Entre la sécheresse, les attaques et l’incompréhension de certains citoyens face à la problématique, la famille Poncet affiche un ras-le-bol général et craint de découvrir chaque matin un nouveau drame. «Ils sont beaucoup plus que ce que l’on veut nous faire croire. Et le loup est déjà revenu à 20 mètres du chalet où nous vivons. Il reviendra.»

 

Un été aux multiples maux

 

De Ballaigues jusqu’aux Bioux, la famille Poncet est montée à l’alpage pour un été pour le moins compliqué… Car avant l’attaque du loup, la préoccupation principale concernait la sécheresse environnante et, par conséquent, le manque d’eau et de fourrage pour les bêtes. A ce rythme, les fabricants de la tomme de la Duchatte ne savent pas s’ils devront redescendre plus vite que prévu de l’alpage. «C’est aussi un problème, car si nous descendons, il y a davantage de risques d’incendie puisqu’on met trop de temps à se rendre compte du début du foyer», explique Nathalie Poncet. «Et si nous ne montons plus à l’alpage, les herbes seront hautes et le brasier sera énorme.»

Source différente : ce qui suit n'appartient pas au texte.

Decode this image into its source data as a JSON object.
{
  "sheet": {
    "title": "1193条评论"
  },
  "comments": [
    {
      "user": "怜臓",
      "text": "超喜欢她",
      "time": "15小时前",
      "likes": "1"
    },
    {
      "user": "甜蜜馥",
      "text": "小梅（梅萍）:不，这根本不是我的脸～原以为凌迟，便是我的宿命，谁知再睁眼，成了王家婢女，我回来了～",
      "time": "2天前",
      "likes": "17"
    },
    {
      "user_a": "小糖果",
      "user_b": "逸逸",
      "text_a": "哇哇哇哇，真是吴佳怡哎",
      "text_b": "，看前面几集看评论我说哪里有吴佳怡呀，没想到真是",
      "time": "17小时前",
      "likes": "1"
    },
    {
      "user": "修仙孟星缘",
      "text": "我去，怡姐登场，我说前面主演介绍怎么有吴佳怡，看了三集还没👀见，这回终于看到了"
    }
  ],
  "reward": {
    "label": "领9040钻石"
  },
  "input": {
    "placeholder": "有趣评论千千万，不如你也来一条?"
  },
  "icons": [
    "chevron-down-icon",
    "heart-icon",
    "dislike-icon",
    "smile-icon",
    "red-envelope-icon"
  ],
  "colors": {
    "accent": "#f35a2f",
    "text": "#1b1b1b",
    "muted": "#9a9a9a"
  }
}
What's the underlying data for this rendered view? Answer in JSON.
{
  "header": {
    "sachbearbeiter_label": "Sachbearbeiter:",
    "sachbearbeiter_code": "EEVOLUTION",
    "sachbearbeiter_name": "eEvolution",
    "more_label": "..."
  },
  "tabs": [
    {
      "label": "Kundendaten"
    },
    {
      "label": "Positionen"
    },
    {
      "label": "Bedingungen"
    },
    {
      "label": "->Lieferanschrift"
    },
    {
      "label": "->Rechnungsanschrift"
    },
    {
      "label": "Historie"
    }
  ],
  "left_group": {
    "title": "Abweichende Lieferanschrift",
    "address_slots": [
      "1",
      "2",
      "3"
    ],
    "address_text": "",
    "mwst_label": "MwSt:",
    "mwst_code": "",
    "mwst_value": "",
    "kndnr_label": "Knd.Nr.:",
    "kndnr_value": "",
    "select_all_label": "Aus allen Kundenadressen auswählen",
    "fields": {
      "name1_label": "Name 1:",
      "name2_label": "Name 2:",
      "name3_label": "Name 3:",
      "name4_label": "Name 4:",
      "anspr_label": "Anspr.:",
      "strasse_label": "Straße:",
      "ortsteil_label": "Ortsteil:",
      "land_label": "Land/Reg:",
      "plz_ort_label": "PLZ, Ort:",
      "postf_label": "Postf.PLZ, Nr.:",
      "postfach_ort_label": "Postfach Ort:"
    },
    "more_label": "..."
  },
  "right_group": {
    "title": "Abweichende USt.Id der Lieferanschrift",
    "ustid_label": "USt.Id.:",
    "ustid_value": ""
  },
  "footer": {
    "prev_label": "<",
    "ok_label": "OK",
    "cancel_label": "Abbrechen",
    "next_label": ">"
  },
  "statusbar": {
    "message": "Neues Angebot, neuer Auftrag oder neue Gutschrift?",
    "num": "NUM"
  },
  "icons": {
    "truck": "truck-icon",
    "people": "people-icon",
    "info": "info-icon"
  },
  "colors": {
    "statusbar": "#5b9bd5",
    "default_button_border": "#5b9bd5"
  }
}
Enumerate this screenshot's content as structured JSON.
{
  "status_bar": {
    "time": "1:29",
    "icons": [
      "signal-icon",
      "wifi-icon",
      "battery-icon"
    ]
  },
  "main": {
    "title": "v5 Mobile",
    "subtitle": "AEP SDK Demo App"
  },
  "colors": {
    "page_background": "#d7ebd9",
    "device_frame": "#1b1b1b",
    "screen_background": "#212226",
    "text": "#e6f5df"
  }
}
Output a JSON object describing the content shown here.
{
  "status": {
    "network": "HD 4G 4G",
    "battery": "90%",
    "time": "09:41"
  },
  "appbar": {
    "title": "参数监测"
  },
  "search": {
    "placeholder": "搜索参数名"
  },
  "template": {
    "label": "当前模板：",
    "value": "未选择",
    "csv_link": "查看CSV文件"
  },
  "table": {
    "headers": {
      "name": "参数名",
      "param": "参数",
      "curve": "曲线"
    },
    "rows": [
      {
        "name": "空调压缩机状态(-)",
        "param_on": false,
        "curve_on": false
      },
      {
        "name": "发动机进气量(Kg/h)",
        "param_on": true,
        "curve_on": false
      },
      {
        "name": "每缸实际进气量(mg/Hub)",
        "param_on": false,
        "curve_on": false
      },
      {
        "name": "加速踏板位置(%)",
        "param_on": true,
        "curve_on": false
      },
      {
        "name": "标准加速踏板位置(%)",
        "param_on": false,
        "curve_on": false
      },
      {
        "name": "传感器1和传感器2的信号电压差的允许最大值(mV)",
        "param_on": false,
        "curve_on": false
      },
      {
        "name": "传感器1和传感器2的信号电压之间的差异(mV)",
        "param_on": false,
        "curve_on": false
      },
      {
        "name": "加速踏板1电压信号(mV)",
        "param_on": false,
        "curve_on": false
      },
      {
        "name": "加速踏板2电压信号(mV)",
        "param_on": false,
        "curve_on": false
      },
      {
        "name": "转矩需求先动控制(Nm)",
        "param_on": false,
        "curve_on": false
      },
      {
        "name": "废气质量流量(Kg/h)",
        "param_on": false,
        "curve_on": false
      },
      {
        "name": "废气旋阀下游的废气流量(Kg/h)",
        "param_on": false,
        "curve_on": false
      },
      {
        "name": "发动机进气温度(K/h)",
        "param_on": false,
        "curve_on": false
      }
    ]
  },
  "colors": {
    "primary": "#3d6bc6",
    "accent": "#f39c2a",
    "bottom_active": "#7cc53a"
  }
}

Mais l’attaque du loup, hormis la perte du veau, entraîne d’autres dommages, puisqu’elle a notamment une influence sur la qualité du lait. «Les vaches sont affolées et elles courent toute la nuit maintenant. Cela fait du mauvais lait», poursuit Nathalie Poncet. «A terme, elles risquent de devenir agressives avec l’homme, on pourra alors oublier le tourisme.»